Investigating and Characterizing Half Crossover Cascades in Saccharomyces cerevisiae
Category: Research Poster
Author(s): Via Lawson
Presenter(s): Via Lawson
Mentors(s): Juan Argueso, Ruth Watson
We are examining the rate at which a specific genetic event, called a Half Crossover Cascade (HCC), occurs when normal genome maintenance is compromised. An HCC occurs when DNA is broken on one chromosome outside a homologous sequence and uses a homologous sequence on another chromosome to attempt to repair. The broken chromosome will have a ssDNA piece, that is clipped by a protein called Rad1. We wanted to determine if this removal of the ssDNA tail is required for HCC to proceed. To determine this, we engineered 2 kb homology regions on three chromosomes (Chr6, Chr9, and Chr10) in the Saccharomyces cerevisiae genome, then used CRISPR/Cas9 to induce single-ended DSBs four and ninety bases away from the homology sequence on Chr6, thus shunting cells toward HCCs. Cells carrying the ensuing chromosomal translocations were positively identified through the restoration of an auxotrophic gene (LYS2).

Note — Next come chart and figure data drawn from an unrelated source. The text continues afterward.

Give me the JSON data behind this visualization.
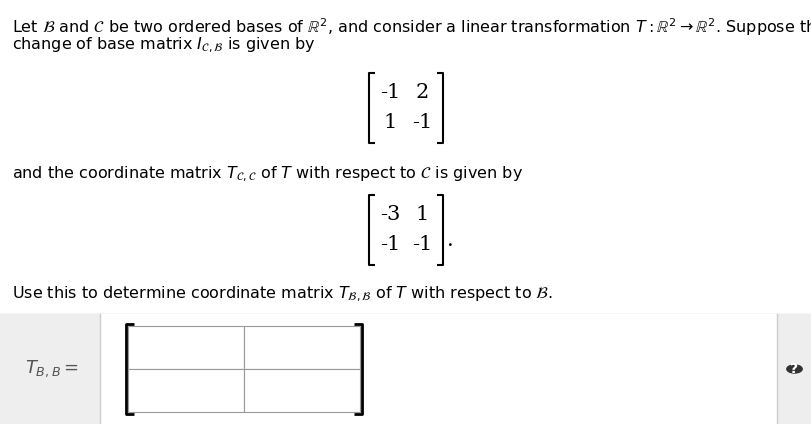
{
  "bg_color": "#ffffff",
  "text_color": "#000000",
  "footer_bg": "#eeeeee",
  "footer_border": "#cccccc",
  "box_color": "#ffffff",
  "box_border": "#999999",
  "question_mark_bg": "#333333",
  "question_mark_color": "#ffffff",
  "line1": "Let $\\mathcal{B}$ and $\\mathcal{C}$ be two ordered bases of $\\mathbb{R}^2$, and consider a linear transformation $T : \\mathbb{R}^2 \\to \\mathbb{R}^2$. Suppose that the",
  "line2": "change of base matrix $I_{\\mathcal{C},\\mathcal{B}}$ is given by",
  "line3": "and the coordinate matrix $T_{\\mathcal{C},\\mathcal{C}}$ of $T$ with respect to $\\mathcal{C}$ is given by",
  "line4": "Use this to determine coordinate matrix $T_{\\mathcal{B},\\mathcal{B}}$ of $T$ with respect to $\\mathcal{B}$.",
  "matrix1": [
    [
      "-1",
      "2"
    ],
    [
      "1",
      "-1"
    ]
  ],
  "matrix2": [
    [
      "-3",
      "1"
    ],
    [
      "-1",
      "-1"
    ]
  ],
  "answer_label": "$T_{B,B} =$",
  "fig_width": 8.12,
  "fig_height": 4.24,
  "dpi": 100
}
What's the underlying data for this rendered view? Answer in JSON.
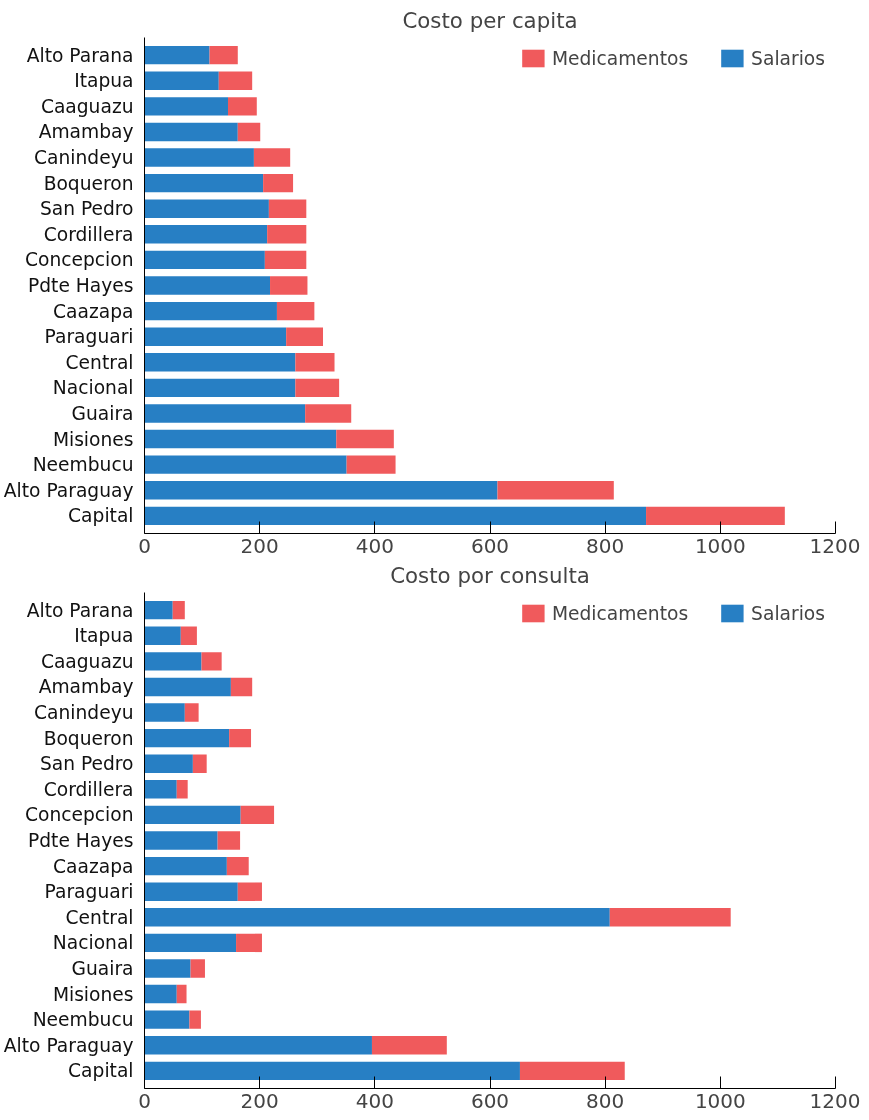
{
  "chart_data": [
    {
      "type": "bar",
      "title": "Costo per capita",
      "orientation": "horizontal",
      "stacked": true,
      "legend": "top right",
      "grid": false,
      "categories": [
        "Alto Parana",
        "Itapua",
        "Caaguazu",
        "Amambay",
        "Canindeyu",
        "Boqueron",
        "San Pedro",
        "Cordillera",
        "Concepcion",
        "Pdte Hayes",
        "Caazapa",
        "Paraguari",
        "Central",
        "Nacional",
        "Guaira",
        "Misiones",
        "Neembucu",
        "Alto Paraguay",
        "Capital"
      ],
      "xlim": [
        0,
        1200
      ],
      "xticks": [
        0,
        200,
        400,
        600,
        800,
        1000,
        1200
      ],
      "series": [
        {
          "name": "Salarios",
          "color": "#277fc4",
          "values": [
            113,
            129,
            145,
            162,
            190,
            206,
            216,
            213,
            209,
            218,
            230,
            246,
            262,
            262,
            279,
            333,
            351,
            613,
            871
          ]
        },
        {
          "name": "Medicamentos",
          "color": "#f05a5c",
          "values": [
            49,
            58,
            50,
            39,
            63,
            52,
            65,
            68,
            72,
            65,
            65,
            64,
            68,
            76,
            80,
            100,
            85,
            202,
            241
          ]
        }
      ]
    },
    {
      "type": "bar",
      "title": "Costo por consulta",
      "orientation": "horizontal",
      "stacked": true,
      "legend": "top right",
      "grid": false,
      "categories": [
        "Alto Parana",
        "Itapua",
        "Caaguazu",
        "Amambay",
        "Canindeyu",
        "Boqueron",
        "San Pedro",
        "Cordillera",
        "Concepcion",
        "Pdte Hayes",
        "Caazapa",
        "Paraguari",
        "Central",
        "Nacional",
        "Guaira",
        "Misiones",
        "Neembucu",
        "Alto Paraguay",
        "Capital"
      ],
      "xlim": [
        0,
        1200
      ],
      "xticks": [
        0,
        200,
        400,
        600,
        800,
        1000,
        1200
      ],
      "series": [
        {
          "name": "Salarios",
          "color": "#277fc4",
          "values": [
            49,
            63,
            99,
            150,
            70,
            147,
            84,
            56,
            167,
            127,
            143,
            162,
            808,
            159,
            80,
            56,
            78,
            395,
            652
          ]
        },
        {
          "name": "Medicamentos",
          "color": "#f05a5c",
          "values": [
            21,
            28,
            35,
            37,
            24,
            38,
            24,
            19,
            58,
            39,
            38,
            42,
            210,
            45,
            25,
            17,
            20,
            130,
            182
          ]
        }
      ]
    }
  ]
}
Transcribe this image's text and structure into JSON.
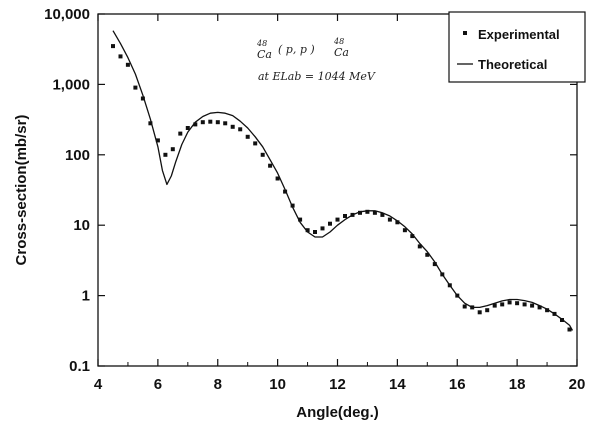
{
  "chart_data": {
    "type": "scatter",
    "title": "",
    "xlabel": "Angle(deg.)",
    "ylabel": "Cross-section(mb/sr)",
    "xlim": [
      4,
      20
    ],
    "ylim": [
      0.1,
      10000
    ],
    "yscale": "log",
    "x_ticks": [
      4,
      6,
      8,
      10,
      12,
      14,
      16,
      18,
      20
    ],
    "y_ticks": [
      {
        "value": 10000,
        "label": "10,000"
      },
      {
        "value": 1000,
        "label": "1,000"
      },
      {
        "value": 100,
        "label": "100"
      },
      {
        "value": 10,
        "label": "10"
      },
      {
        "value": 1,
        "label": "1"
      },
      {
        "value": 0.1,
        "label": "0.1"
      }
    ],
    "grid": false,
    "legend_position": "top-right",
    "annotation": {
      "reaction_mass_1": "48",
      "reaction_base_1": "Ca",
      "reaction_mid": "( p, p )",
      "reaction_mass_2": "48",
      "reaction_base_2": "Ca",
      "energy": "at ELab = 1044 MeV"
    },
    "series": [
      {
        "name": "Experimental",
        "type": "scatter",
        "marker": "square",
        "color": "#111111",
        "points": [
          [
            4.5,
            3500
          ],
          [
            4.75,
            2500
          ],
          [
            5.0,
            1900
          ],
          [
            5.25,
            900
          ],
          [
            5.5,
            630
          ],
          [
            5.75,
            280
          ],
          [
            6.0,
            160
          ],
          [
            6.25,
            100
          ],
          [
            6.5,
            120
          ],
          [
            6.75,
            200
          ],
          [
            7.0,
            240
          ],
          [
            7.25,
            270
          ],
          [
            7.5,
            290
          ],
          [
            7.75,
            295
          ],
          [
            8.0,
            290
          ],
          [
            8.25,
            280
          ],
          [
            8.5,
            250
          ],
          [
            8.75,
            230
          ],
          [
            9.0,
            180
          ],
          [
            9.25,
            145
          ],
          [
            9.5,
            100
          ],
          [
            9.75,
            70
          ],
          [
            10.0,
            46
          ],
          [
            10.25,
            30
          ],
          [
            10.5,
            19
          ],
          [
            10.75,
            12
          ],
          [
            11.0,
            8.5
          ],
          [
            11.25,
            8.0
          ],
          [
            11.5,
            9.0
          ],
          [
            11.75,
            10.5
          ],
          [
            12.0,
            12
          ],
          [
            12.25,
            13.5
          ],
          [
            12.5,
            14
          ],
          [
            12.75,
            15
          ],
          [
            13.0,
            15.5
          ],
          [
            13.25,
            15
          ],
          [
            13.5,
            14
          ],
          [
            13.75,
            12
          ],
          [
            14.0,
            11
          ],
          [
            14.25,
            8.5
          ],
          [
            14.5,
            7
          ],
          [
            14.75,
            5
          ],
          [
            15.0,
            3.8
          ],
          [
            15.25,
            2.8
          ],
          [
            15.5,
            2.0
          ],
          [
            15.75,
            1.4
          ],
          [
            16.0,
            1.0
          ],
          [
            16.25,
            0.7
          ],
          [
            16.5,
            0.68
          ],
          [
            16.75,
            0.58
          ],
          [
            17.0,
            0.62
          ],
          [
            17.25,
            0.72
          ],
          [
            17.5,
            0.75
          ],
          [
            17.75,
            0.8
          ],
          [
            18.0,
            0.78
          ],
          [
            18.25,
            0.75
          ],
          [
            18.5,
            0.72
          ],
          [
            18.75,
            0.68
          ],
          [
            19.0,
            0.62
          ],
          [
            19.25,
            0.55
          ],
          [
            19.5,
            0.45
          ],
          [
            19.75,
            0.33
          ]
        ]
      },
      {
        "name": "Theoretical",
        "type": "line",
        "color": "#111111",
        "points": [
          [
            4.5,
            5800
          ],
          [
            4.75,
            3800
          ],
          [
            5.0,
            2400
          ],
          [
            5.25,
            1400
          ],
          [
            5.5,
            700
          ],
          [
            5.75,
            320
          ],
          [
            6.0,
            130
          ],
          [
            6.15,
            60
          ],
          [
            6.3,
            38
          ],
          [
            6.45,
            50
          ],
          [
            6.6,
            80
          ],
          [
            6.8,
            140
          ],
          [
            7.0,
            210
          ],
          [
            7.25,
            290
          ],
          [
            7.5,
            350
          ],
          [
            7.75,
            390
          ],
          [
            8.0,
            400
          ],
          [
            8.25,
            390
          ],
          [
            8.5,
            360
          ],
          [
            8.75,
            300
          ],
          [
            9.0,
            240
          ],
          [
            9.25,
            180
          ],
          [
            9.5,
            130
          ],
          [
            9.75,
            85
          ],
          [
            10.0,
            55
          ],
          [
            10.25,
            32
          ],
          [
            10.5,
            18
          ],
          [
            10.75,
            11
          ],
          [
            11.0,
            8
          ],
          [
            11.25,
            6.8
          ],
          [
            11.5,
            6.8
          ],
          [
            11.75,
            8.0
          ],
          [
            12.0,
            10
          ],
          [
            12.25,
            12
          ],
          [
            12.5,
            14
          ],
          [
            12.75,
            15.5
          ],
          [
            13.0,
            16
          ],
          [
            13.25,
            16
          ],
          [
            13.5,
            15
          ],
          [
            13.75,
            13.5
          ],
          [
            14.0,
            11.5
          ],
          [
            14.25,
            9.5
          ],
          [
            14.5,
            7.5
          ],
          [
            14.75,
            5.5
          ],
          [
            15.0,
            4.2
          ],
          [
            15.25,
            3.0
          ],
          [
            15.5,
            2.0
          ],
          [
            15.75,
            1.4
          ],
          [
            16.0,
            1.0
          ],
          [
            16.25,
            0.78
          ],
          [
            16.5,
            0.68
          ],
          [
            16.75,
            0.68
          ],
          [
            17.0,
            0.72
          ],
          [
            17.25,
            0.78
          ],
          [
            17.5,
            0.84
          ],
          [
            17.75,
            0.88
          ],
          [
            18.0,
            0.88
          ],
          [
            18.25,
            0.85
          ],
          [
            18.5,
            0.8
          ],
          [
            18.75,
            0.72
          ],
          [
            19.0,
            0.64
          ],
          [
            19.25,
            0.55
          ],
          [
            19.5,
            0.46
          ],
          [
            19.75,
            0.38
          ],
          [
            19.85,
            0.32
          ]
        ]
      }
    ]
  }
}
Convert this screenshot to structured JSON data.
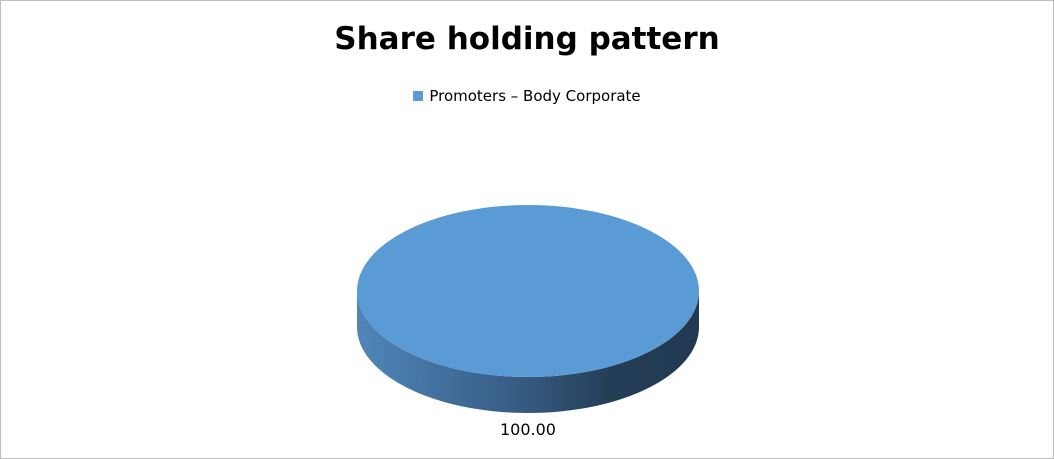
{
  "chart_data": {
    "type": "pie",
    "style": "3d",
    "title": "Share holding pattern",
    "legend_position": "top",
    "slices": [
      {
        "name": "Promoters – Body Corporate",
        "value": 100.0,
        "label": "100.00",
        "color": "#5b9bd5"
      }
    ]
  }
}
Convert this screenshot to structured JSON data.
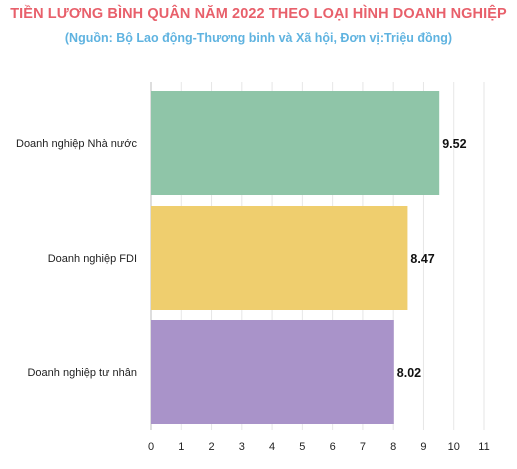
{
  "chart_data": {
    "type": "bar",
    "orientation": "horizontal",
    "title": "TIỀN LƯƠNG BÌNH QUÂN NĂM 2022 THEO LOẠI HÌNH DOANH NGHIỆP",
    "subtitle": "(Nguồn: Bộ Lao động-Thương binh và Xã hội, Đơn vị:Triệu đồng)",
    "categories": [
      "Doanh nghiệp Nhà nước",
      "Doanh nghiệp FDI",
      "Doanh nghiệp tư nhân"
    ],
    "values": [
      9.52,
      8.47,
      8.02
    ],
    "value_labels": [
      "9.52",
      "8.47",
      "8.02"
    ],
    "colors": [
      "#8fc5a8",
      "#efce6e",
      "#a993c9"
    ],
    "xlim": [
      0,
      11
    ],
    "x_ticks": [
      "0",
      "1",
      "2",
      "3",
      "4",
      "5",
      "6",
      "7",
      "8",
      "9",
      "10",
      "11"
    ],
    "grid": true,
    "legend": "none"
  }
}
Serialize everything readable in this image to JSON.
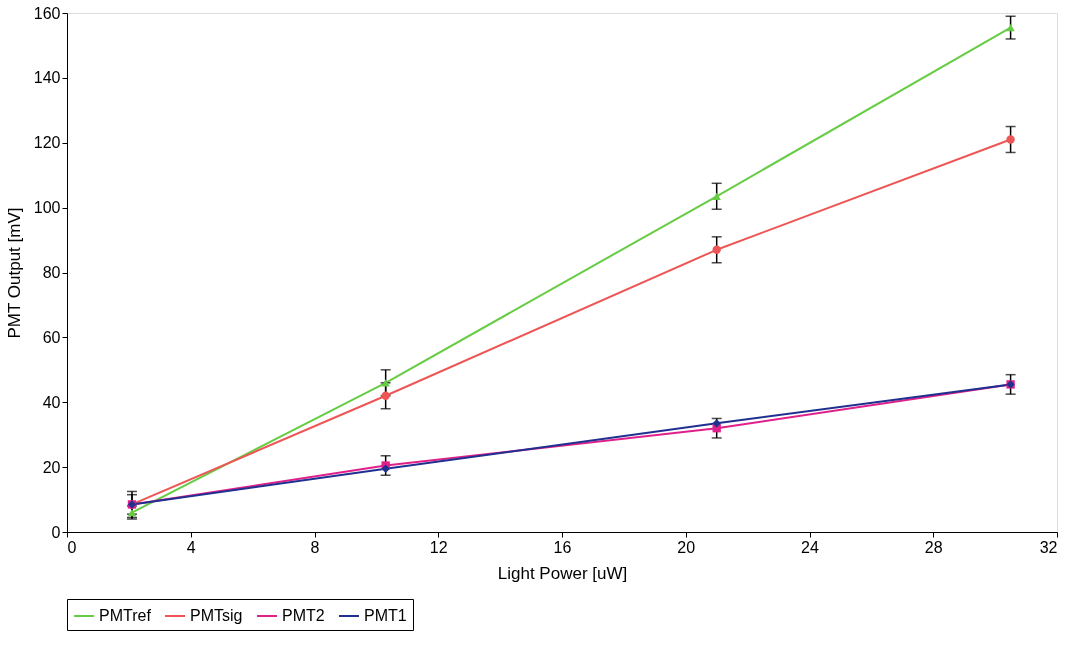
{
  "chart_data": {
    "type": "line",
    "xlabel": "Light Power [uW]",
    "ylabel": "PMT Output [mV]",
    "x": [
      2.1,
      10.3,
      21.0,
      30.5
    ],
    "xlim": [
      0,
      32
    ],
    "xticks": [
      0,
      4,
      8,
      12,
      16,
      20,
      24,
      28,
      32
    ],
    "ylim": [
      0,
      160
    ],
    "yticks": [
      0,
      20,
      40,
      60,
      80,
      100,
      120,
      140,
      160
    ],
    "grid": false,
    "legend": "bottom",
    "line_style": "solid",
    "series": [
      {
        "name": "PMTref",
        "color": "#66cc44",
        "marker": "triangle",
        "values": [
          6,
          46,
          103.5,
          155.5
        ],
        "errors": [
          2,
          4,
          4,
          3.5
        ]
      },
      {
        "name": "PMTsig",
        "color": "#ee5555",
        "marker": "circle",
        "values": [
          8.5,
          42,
          87,
          121
        ],
        "errors": [
          4,
          4,
          4,
          4
        ]
      },
      {
        "name": "PMT2",
        "color": "#e0208a",
        "marker": "square",
        "values": [
          8.5,
          20.5,
          32,
          45.5
        ],
        "errors": [
          3,
          3,
          3,
          3
        ]
      },
      {
        "name": "PMT1",
        "color": "#203090",
        "marker": "diamond",
        "values": [
          8.5,
          19.5,
          33.5,
          45.5
        ],
        "errors": [
          null,
          null,
          null,
          null
        ]
      }
    ]
  }
}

Clones recovered through this assay were then quantified then phenotypically characterized by patching onto various media for auxotrophic and drug resistance markers. We examined changes in the frequency of Lys+ formation and the mutational spectra of Lys+ colonies when the RAD1 gene is knocked out as compared to WT. In clones where the break occurred 90 bases away from the homologous sequence we observed a significant decrease in rad1Δ clones which survived and produced HCC as opposed to the WT. In contrast, when the break occurred 4 bases away from the homologous sequence, we found there was not a significant decrease in Lys+ frequency.